J’étais sûre de moi, puis j’ai failli filtrer trop tôt, parce que le goût me paraissait encore brut. J’ai posé l’entonnoir, j’ai refermé le bocal, et je me suis dit qu’un jour de patience valait mieux qu’une bouteille plate.
En parallèle, mes deux autres bocaux prenaient un autre chemin. La vanille s’ouvrait, les gousses devenaient plus souples, et leur parfum passait du sec au rond, presque pâtissier, tandis que les épices gardaient un profil plus net.
C’est aussi à ce moment-là que j’ai compris ce que changeait l’ouverture du bocal après plusieurs semaines. L’odeur ne ressemblait plus au rhum du départ, elle allait vers le dessert, puis vers le fruit confit, et je savais que le mélange avait commencé à prendre.
Cette étape m’a servi de repère pour la suite, parce que je notais mieux la bascule entre un nez d’alcool blanc et un nez plus chaud. J’ai senti que le sucre, la vanille et le rhum formaient quelque chose de souple, sans que les agrumes aient encore tout lâché.
Le jour où j’ai compris que ça ne marchait pas avec les zestes laissés trop longtemps
À 5 semaines, le bocal aux agrumes a pris une direction que je n’avais pas du tout envie de suivre. J’ai noté une amertume presque médicinale, avec une note qui écrasait le fruit et un fond de bouche noté 4 sur 5 dans mon carnet.
J’ai revu mon geste de départ, et j’ai compris mon erreur, j’avais laissé le zeste et un peu de blanc trop longtemps dans l’alcool. Le liquide avait aussi perdu en netteté, avec un trouble léger, puis un voile de pulpe qui s’installait au fond.
J’ai aussi vu pourquoi un sucre mal géré aggrave tout. Quand j’avais mis trop de sucre d’un coup sur un essai précédent, j’avais gardé des cristaux visibles au fond, et le verre n’avait pas la même douceur du début à la fin.
J’ai filtré en deux temps, d’abord avec un tamis grossier, puis avec un filtre plus fin pour retenir les fibres. J’ai transvasé sans remuer, parce que le dépôt du fond mêlait encore de la pulpe et du sucre cristallisé, et je n’avais aucune envie de tout remettre en suspension.
J’ai corrigé le bocal, mais je n’ai pas retrouvé l’équilibre du premier essai. J’avais enlevé la partie la plus agressive, pourtant le parfum restait trop tendu pour revenir à ce que j’avais aimé au début.

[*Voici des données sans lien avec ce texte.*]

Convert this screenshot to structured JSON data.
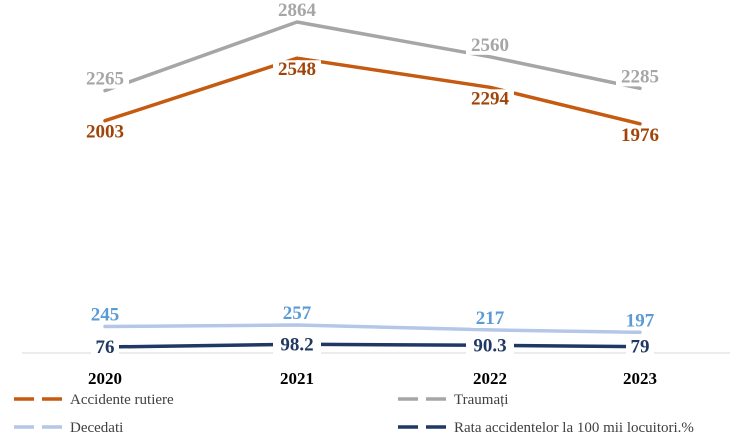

J’ai été déçue, je l’avoue, parce que je pensais sauver le mélange avec une simple filtration. À ce moment-là, j’ai compris qu’un agrume pardonne mal les jours de trop, et que l’attente compte autant que la recette.
Mon verdict après six semaines : ce que j’ai retenu pour mon petit bar créole
Mon verdict est net, pour mes agrumes, la fenêtre qui m’a donné le meilleur résultat se situe entre 3 et 4 semaines. Au-delà, j’ai vu l’amertume prendre le dessus, alors que les autres bocaux gagnaient encore en tenue et en rondeur après 2 mois.
La cuisine de tous les jours m’a appris que je ne peux pas faire semblant de maîtriser toutes les variations du fruit. Je n’ai pas le même résultat avec une orange très juteuse, un citron plus sec ou un zeste plus épais, alors je goûte plusieurs fois et je note tout.
Je reste aussi attentive au moindre signe bizarre, parce qu’une odeur aigre, des bulles qui reviennent ou un morceau qui dépasse du rhum me font arrêter le bocal. Dans ce cas, je ne cherche pas à sauver l’affaire à tout prix, je préfère repartir proprement.
Ce test m’aide surtout quand je veux garder un trio maison avec une méthode simple. Il convient à celles et ceux qui goûtent chaque semaine et ajustent sucre, durée et filtration. J’ai aussi retenu qu’une macération séparée du zeste et du jus, quand je veux garder l’agrume plus net, me laisse davantage de contrôle.
Au final, je garde ce protocole, avec des fruits mieux dosés, une macération d’agrumes raccourcie et une filtration en deux temps. Pour un rhum blanc bien tenu, comme mon essai avec Rhum Clément, je préfère ce rythme-là, et je m’arrête là dès que l’amertume commence à parler trop fort.